Due to the scarcity of target sites with PAM binding site for both Cas9 and Cpf1, most target sites are within intronic regions of the gene. We then searched for other Cas9 and Cpf1 compatible target sites that are situated within protein coding regions. The results on protein coding regions parallels results we obtained from intronic regions.

Indel% for protein coding regions on a. APC b. ATM c. KDM5C

Although the spacer sequence is the same, the PAM-proximal sites of Cas9 and Cpf1 still differs. Hence, we shortened the distance of the sequence between PAM sites of Cas9s and Cpf1s to 7bp, so that every Cas9 and Cpf1 have the same seed sequence.
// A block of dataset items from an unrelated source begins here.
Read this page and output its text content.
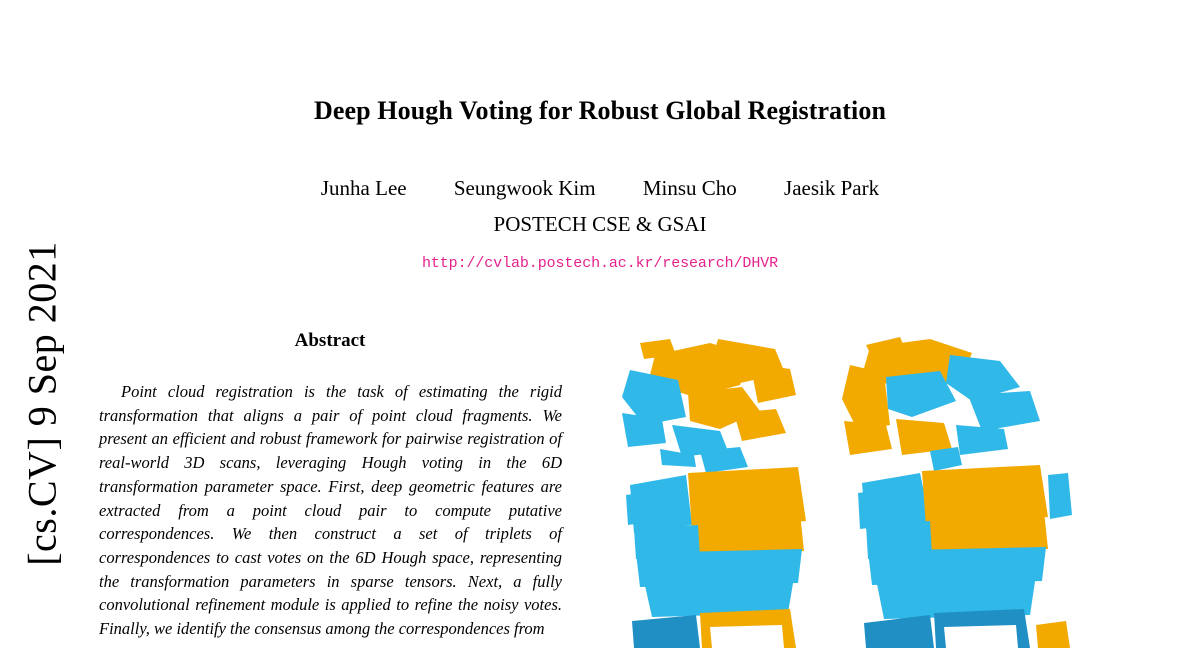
[cs.CV] 9 Sep 2021
Deep Hough Voting for Robust Global Registration
Junha Lee Seungwook Kim Minsu Cho Jaesik Park
POSTECH CSE & GSAI
http://cvlab.postech.ac.kr/research/DHVR
Abstract
Point cloud registration is the task of estimating the rigid transformation that aligns a pair of point cloud fragments. We present an efficient and robust framework for pairwise registration of real-world 3D scans, leveraging Hough voting in the 6D transformation parameter space. First, deep geometric features are extracted from a point cloud pair to compute putative correspondences. We then construct a set of triplets of correspondences to cast votes on the 6D Hough space, representing the transformation parameters in sparse tensors. Next, a fully convolutional refinement module is applied to refine the noisy votes. Finally, we identify the consensus among the correspondences from
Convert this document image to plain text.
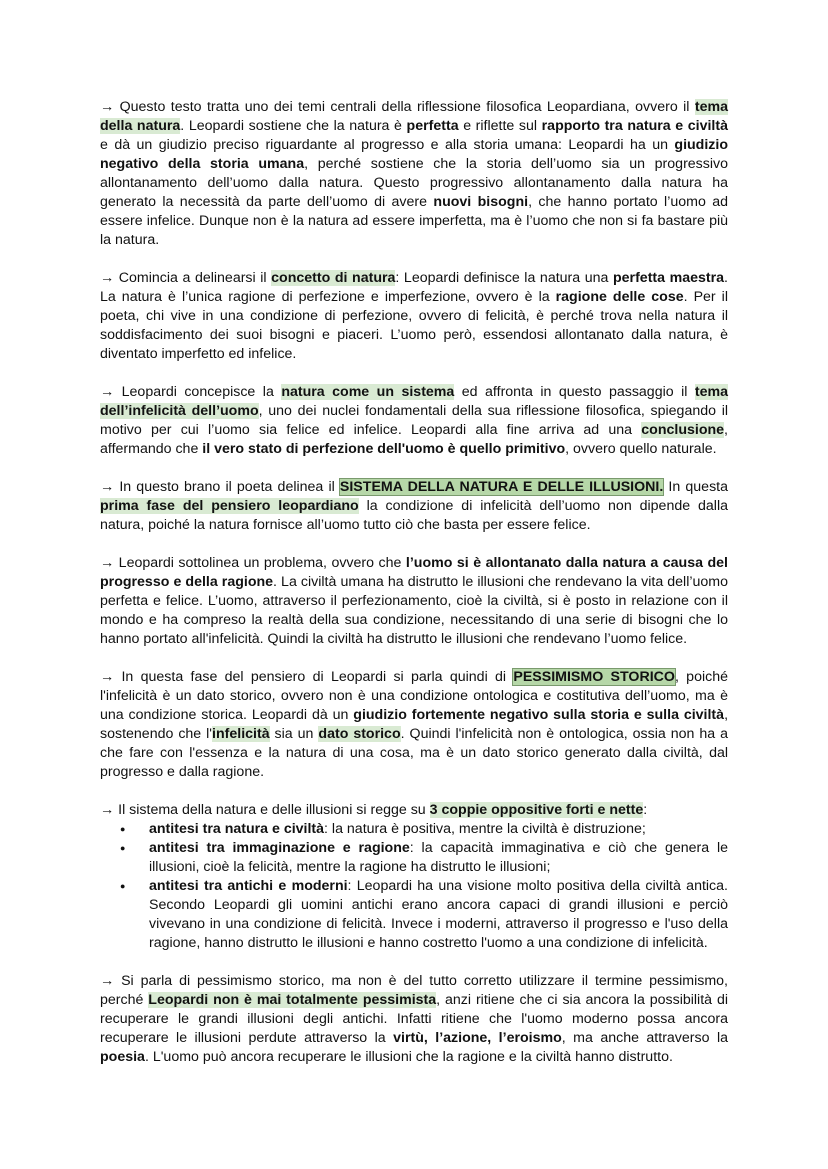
→ Questo testo tratta uno dei temi centrali della riflessione filosofica Leopardiana, ovvero il tema della natura. Leopardi sostiene che la natura è perfetta e riflette sul rapporto tra natura e civiltà e dà un giudizio preciso riguardante al progresso e alla storia umana: Leopardi ha un giudizio negativo della storia umana, perché sostiene che la storia dell’uomo sia un progressivo allontanamento dell’uomo dalla natura. Questo progressivo allontanamento dalla natura ha generato la necessità da parte dell’uomo di avere nuovi bisogni, che hanno portato l’uomo ad essere infelice. Dunque non è la natura ad essere imperfetta, ma è l’uomo che non si fa bastare più la natura.

→ Comincia a delinearsi il concetto di natura: Leopardi definisce la natura una perfetta maestra. La natura è l’unica ragione di perfezione e imperfezione, ovvero è la ragione delle cose. Per il poeta, chi vive in una condizione di perfezione, ovvero di felicità, è perché trova nella natura il soddisfacimento dei suoi bisogni e piaceri. L’uomo però, essendosi allontanato dalla natura, è diventato imperfetto ed infelice.

→ Leopardi concepisce la natura come un sistema ed affronta in questo passaggio il tema dell’infelicità dell’uomo, uno dei nuclei fondamentali della sua riflessione filosofica, spiegando il motivo per cui l’uomo sia felice ed infelice. Leopardi alla fine arriva ad una conclusione, affermando che il vero stato di perfezione dell'uomo è quello primitivo, ovvero quello naturale.

→ In questo brano il poeta delinea il SISTEMA DELLA NATURA E DELLE ILLUSIONI. In questa prima fase del pensiero leopardiano la condizione di infelicità dell’uomo non dipende dalla natura, poiché la natura fornisce all’uomo tutto ciò che basta per essere felice.

→ Leopardi sottolinea un problema, ovvero che l’uomo si è allontanato dalla natura a causa del progresso e della ragione. La civiltà umana ha distrutto le illusioni che rendevano la vita dell’uomo perfetta e felice. L’uomo, attraverso il perfezionamento, cioè la civiltà, si è posto in relazione con il mondo e ha compreso la realtà della sua condizione, necessitando di una serie di bisogni che lo hanno portato all'infelicità. Quindi la civiltà ha distrutto le illusioni che rendevano l’uomo felice.

→ In questa fase del pensiero di Leopardi si parla quindi di PESSIMISMO STORICO, poiché l'infelicità è un dato storico, ovvero non è una condizione ontologica e costitutiva dell’uomo, ma è una condizione storica. Leopardi dà un giudizio fortemente negativo sulla storia e sulla civiltà, sostenendo che l'infelicità sia un dato storico. Quindi l'infelicità non è ontologica, ossia non ha a che fare con l'essenza e la natura di una cosa, ma è un dato storico generato dalla civiltà, dal progresso e dalla ragione.

→ Il sistema della natura e delle illusioni si regge su 3 coppie oppositive forti e nette:

● antitesi tra natura e civiltà: la natura è positiva, mentre la civiltà è distruzione;
● antitesi tra immaginazione e ragione: la capacità immaginativa e ciò che genera le illusioni, cioè la felicità, mentre la ragione ha distrutto le illusioni;
● antitesi tra antichi e moderni: Leopardi ha una visione molto positiva della civiltà antica. Secondo Leopardi gli uomini antichi erano ancora capaci di grandi illusioni e perciò vivevano in una condizione di felicità. Invece i moderni, attraverso il progresso e l'uso della ragione, hanno distrutto le illusioni e hanno costretto l'uomo a una condizione di infelicità.

→ Si parla di pessimismo storico, ma non è del tutto corretto utilizzare il termine pessimismo, perché Leopardi non è mai totalmente pessimista, anzi ritiene che ci sia ancora la possibilità di recuperare le grandi illusioni degli antichi. Infatti ritiene che l'uomo moderno possa ancora recuperare le illusioni perdute attraverso la virtù, l’azione, l’eroismo, ma anche attraverso la poesia. L'uomo può ancora recuperare le illusioni che la ragione e la civiltà hanno distrutto.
Results confirm our conclusion that SpCas9 works well with 17nt spacer while others require longer spacers for efficient cleavage editing.

Indel% with the same seed on a. CACNA1D protein-coding region b. PPP1R12C protein-coding region

We then went on to compare how efficient is each enzyme in promoting HDR with a 100nt ssODN donor, with an Xba1 cutsite, using the same target sites as with the same seed region. Interestingly, LbCpf1 and AsCpf1 works efficiently to induce HDR for targeted genome editing.
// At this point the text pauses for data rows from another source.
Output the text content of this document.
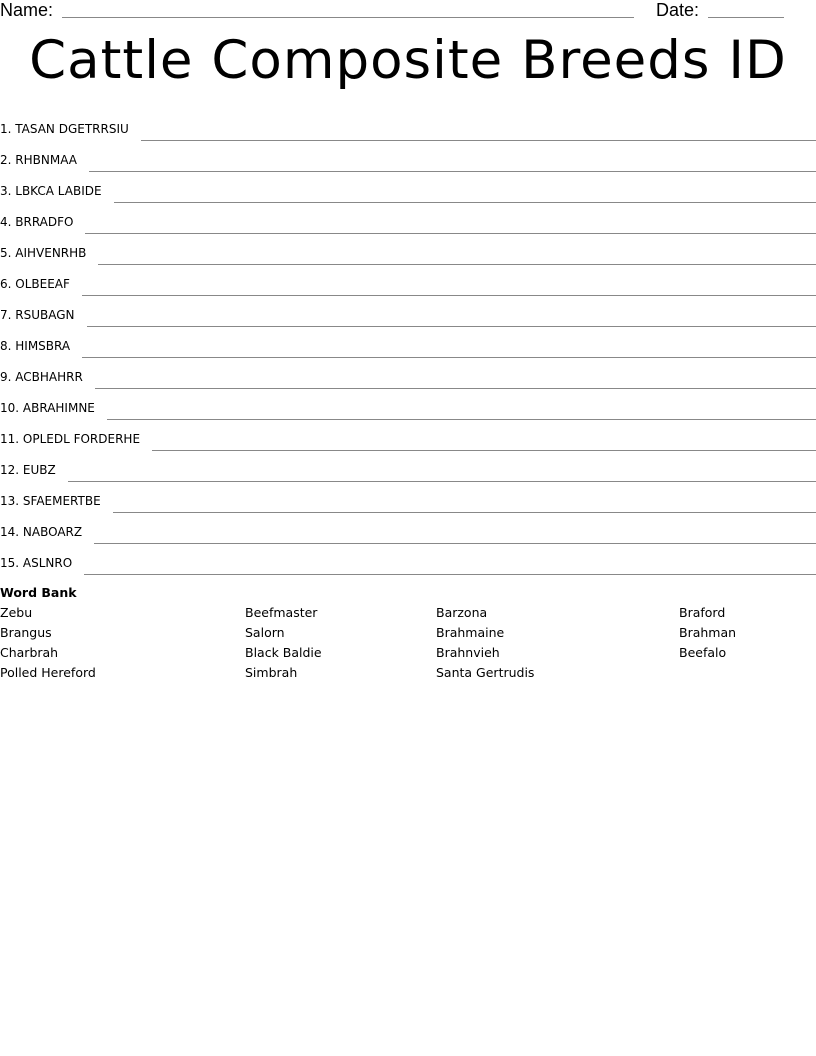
Name:	Date:
Cattle Composite Breeds ID
1. TASAN DGETRRSIU
2. RHBNMAA
3. LBKCA LABIDE
4. BRRADFO
5. AIHVENRHB
6. OLBEEAF
7. RSUBAGN
8. HIMSBRA
9. ACBHAHRR
10. ABRAHIMNE
11. OPLEDL FORDERHE
12. EUBZ
13. SFAEMERTBE
14. NABOARZ
15. ASLNRO
Word Bank
Zebu
Brangus
Charbrah
Polled Hereford
Beefmaster
Salorn
Black Baldie
Simbrah
Barzona
Brahmaine
Brahnvieh
Santa Gertrudis
Braford
Brahman
Beefalo
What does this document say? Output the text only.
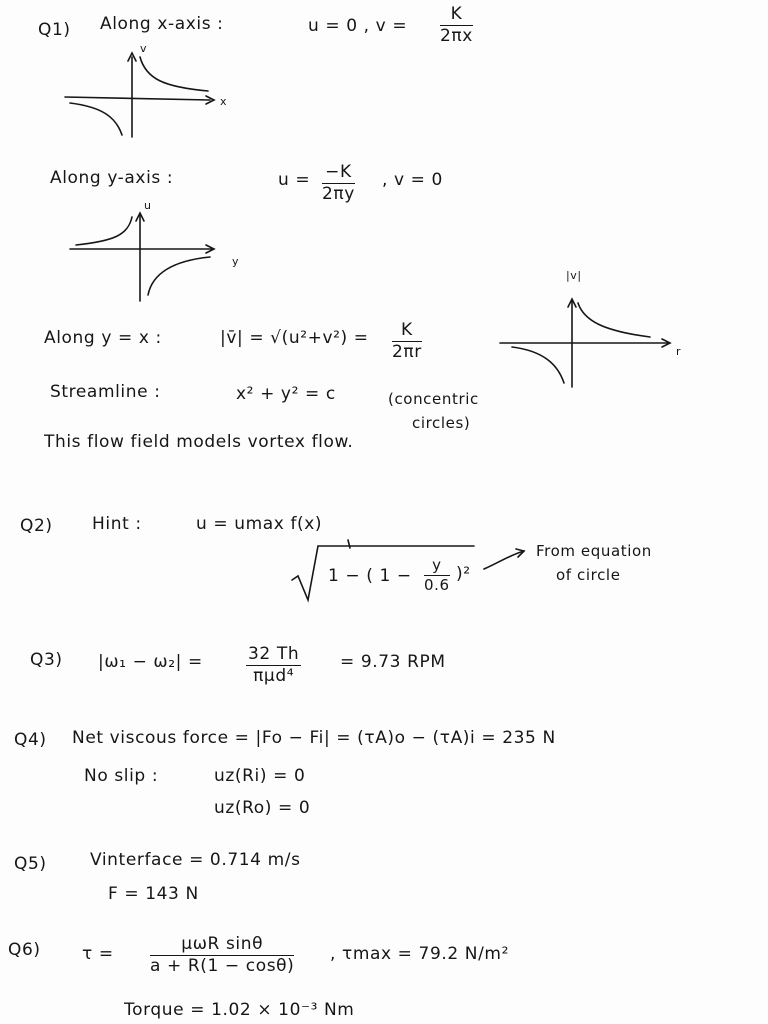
Q1) Along x-axis :	u = 0 , $v = \frac{K}{2\pi x}$
v
x
Along y-axis :	$u = \frac{-K}{2\pi y}$ , v = 0
u
y
|v|
r
Along y = x :	|v̄| = $√(u^2+v^2) = \frac{K}{2\pi r}$
Streamline :	x² + y² = c	(concentric
circles)
This flow field models vortex flow.
Q2) Hint :	u = umax f(x)
1 − ( $1 - \frac{y}{0.6} )^2$
From equation
of circle
Q3) |ω₁ − ω₂| =	32 Th
πμd⁴
= 9.73 RPM
Q4) Net viscous force = |Fo − Fi| = (τA)o − (τA)i = 235 N
No slip :	uz(Ri) = 0
uz(Ro) = 0
Q5)	Vinterface = 0.714 m/s
F = 143 N
Q6) τ =	μωR sinθ
a + R(1 − cosθ)
, τmax = 79.2 N/m²
Torque = 1.02 × 10⁻³ Nm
HDR efficiency with the same seed on a. CACNA1D protein-coding region b. PPP1R12C protein-coding region

Competition assay was conducted to isolate more efficient SpCas9 variants. Both the EZ plasmids and wild type::M13F (SpCas9WT::M13F) plasmid were introduced into BL21(DE3) that carries the selection plasmid, BBa_K2130004. The M13F sequence was introduced into the plasmid backbone of SpCas9WT, which allows us to differentiate the EZ plasmids from the WT plasmid via colony PCR.

Two gRNAs (1A and 4B) were used and both gRNAs were designed to target the Ampicillin gene on BBa_K2130004. This selection plasmid encodes the toxin CcdB gene under the inducible BAD promoter. In the presence of the gRNA and appropriate inducers, the CcdB-Ampicillin plasmid will be cleaved and hence, the toxin gene CcdB will not be expressed, allowing the cell to survive. While on the other hand, cells that carry a non-functional EZ SpCas9 variant, will not cleave the CcdB-Ampicillin plasmid. As a result, the toxin CcdB gene will be expressed and lead to the cell death.
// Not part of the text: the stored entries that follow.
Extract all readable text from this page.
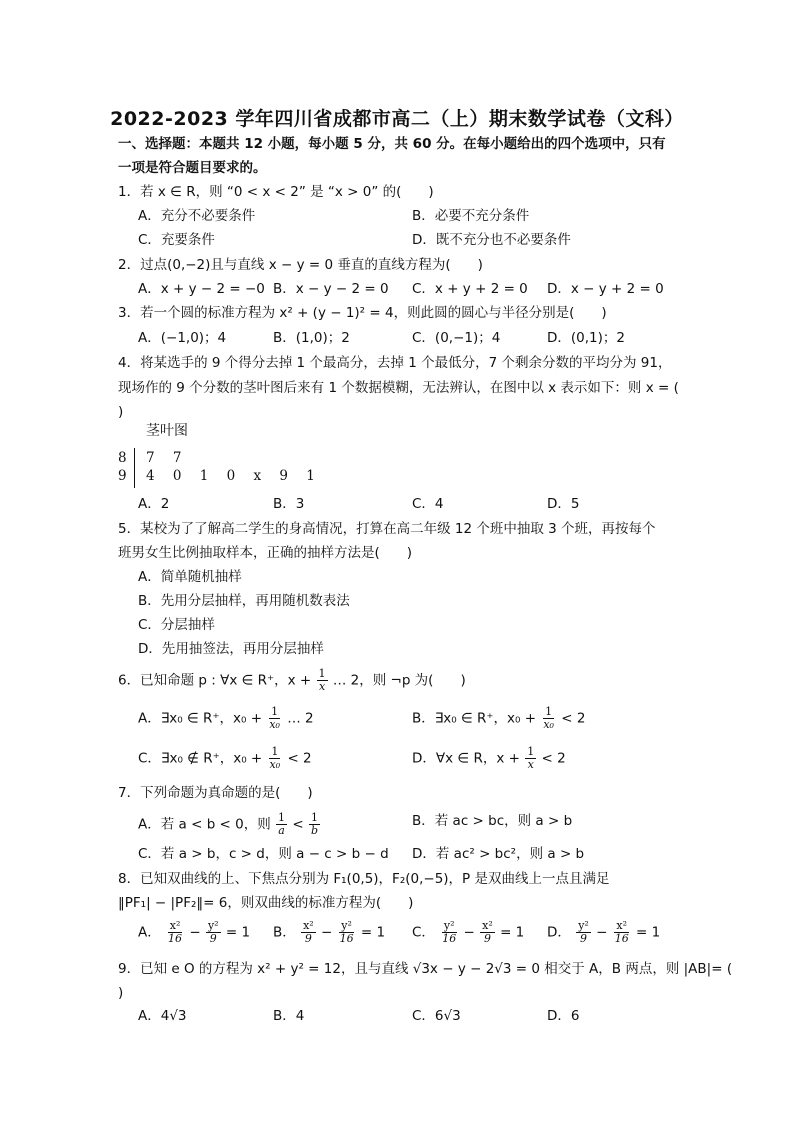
2022-2023 学年四川省成都市高二（上）期末数学试卷（文科）
一、选择题：本题共 12 小题，每小题 5 分，共 60 分。在每小题给出的四个选项中，只有
一项是符合题目要求的。
1．若 x ∈ R，则 “0 < x < 2” 是 “x > 0” 的(　　)
A．充分不必要条件	B．必要不充分条件
C．充要条件	D．既不充分也不必要条件
2．过点(0,−2)且与直线 x − y = 0 垂直的直线方程为(　　)
A．x + y − 2 = −0 B．x − y − 2 = 0 C．x + y + 2 = 0 D．x − y + 2 = 0
3．若一个圆的标准方程为 x² + (y − 1)² = 4，则此圆的圆心与半径分别是(　　)
A．(−1,0)；4	B．(1,0)；2	C．(0,−1)；4	D．(0,1)；2
4．将某选手的 9 个得分去掉 1 个最高分，去掉 1 个最低分，7 个剩余分数的平均分为 91，
现场作的 9 个分数的茎叶图后来有 1 个数据模糊，无法辨认，在图中以 x 表示如下：则 x = (
)
茎叶图
8 7 7
9 4 0 1 0 x 9 1
A．2	B．3	C．4	D．5
5．某校为了了解高二学生的身高情况，打算在高二年级 12 个班中抽取 3 个班，再按每个
班男女生比例抽取样本，正确的抽样方法是(　　)
A．简单随机抽样
B．先用分层抽样，再用随机数表法
C．分层抽样
D．先用抽签法，再用分层抽样
6．已知命题 p : ∀x ∈ R⁺，$x + \frac{1}{x}$ … 2，则 ¬p 为(　　)
A．∃x₀ ∈ R⁺，$x_0 + \frac{1}{\text{x₀}}$ … 2	B．∃x₀ ∈ R⁺，$x_0 + \frac{1}{\text{x₀}} < 2$
C．∃x₀ ∉ R⁺，$x_0 + \frac{1}{\text{x₀}} < 2$	D．∀x ∈ R，$x + \frac{1}{x} < 2$
7．下列命题为真命题的是(　　)
A．若 a < b < 0，则 $\frac{1}{a} < \frac{1}{b}$	B．若 ac > bc，则 a > b
C．若 a > b，c > d，则 a − c > b − d D．若 ac² > bc²，则 a > b
8．已知双曲线的上、下焦点分别为 F₁(0,5)，F₂(0,−5)，P 是双曲线上一点且满足
‖PF₁| − |PF₂‖= 6，则双曲线的标准方程为(　　)
A． $\frac{\text{x²}}{16} - \frac{\text{y²}}{9} = 1$ B． $\frac{\text{x²}}{9} - \frac{\text{y²}}{16} = 1$ C． $\frac{\text{y²}}{16} - \frac{\text{x²}}{9} = 1$ D． $\frac{\text{y²}}{9} - \frac{\text{x²}}{16} = 1$
9．已知 e O 的方程为 x² + y² = 12，且与直线 √3x − y − 2√3 = 0 相交于 A，B 两点，则 |AB|= (
)
A．4√3	B．4	C．6√3	D．6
BBa_K2130004: ccdB plasmid

To perform the competition assay, we introduced equal amount (50ng) of plasmids (EZ + WT) into BL21(DE3) + BBa_K2130004. Colony PCR was performed on 32 randomly selected colonies to determine the EZ::WT ratio. The colony PCR results showed approximately 50% of the colonies contained the EZ plasmid and the other 50% contained the SpCas9WT::M13F plasmid. As we perform iterative rounds of competition assays, the ratio of EZ plasmid to SpCas9WT::M13F plasmid gradually increased, and eventually, all the tested cells contained only the EZ plasmid and none of them contained the SpCas9WT::M13F plasmid. The theory is that if the EZ SpCas9 variants are more efficient than SpCas9WT::M13F, cells that carry the EZ SpCas9 variants will replicate faster and their plasmid concentrations will increase as the rounds of competition assays increase.

Screen for WT colonies after each round of competition assay.

Upon completing the competition assay, a few colonies were sequenced to determine their Cas9 mutations. The recurring variants were selected as the potential candidates for more efficient SpCas9. These selected variants of SpCas9 were recreated using Gibson Assembly in order to examine their cleaving efficiency in human cells. An alternative method employed to recreate the mutants was QuikChange site-directed mutagenesis (Agilent Scientific).

Library Winners Part Name
Mutants using gRNA 1A
1 Q894H F897Y E952D S1025G
2 Y812H Y1001H 459(BBa_K2130002)
3 L727I R884Q A1032T V748I N767D M822I R832L E1026K
4 I814V E952K P1002T A1081E
Mutants using gRNA 4B
1 N869K E904K 462(BBa_K2130001)
2 Q794H E952K P1002T A1081E
3 A752V G729D K959M
4 K968N W1074R E802D D829H S937F A991G D1017E G1070C V1092I

We chose one mutant from each gRNA library, mutant 459(BBa_K2130002) and mutant 462(BBa_K2130001) with fewer mutation to test their cleavage efficiency using the T7E assay, as well as an in vitro assay done with the help from Team Macquarie.

In vitro assay of WT-Cas9, mutant 462 and mutant 459. The Cas9s are programmed to cut a linear DNA fragment of 1200bp to 1000bp and 200bp fragments.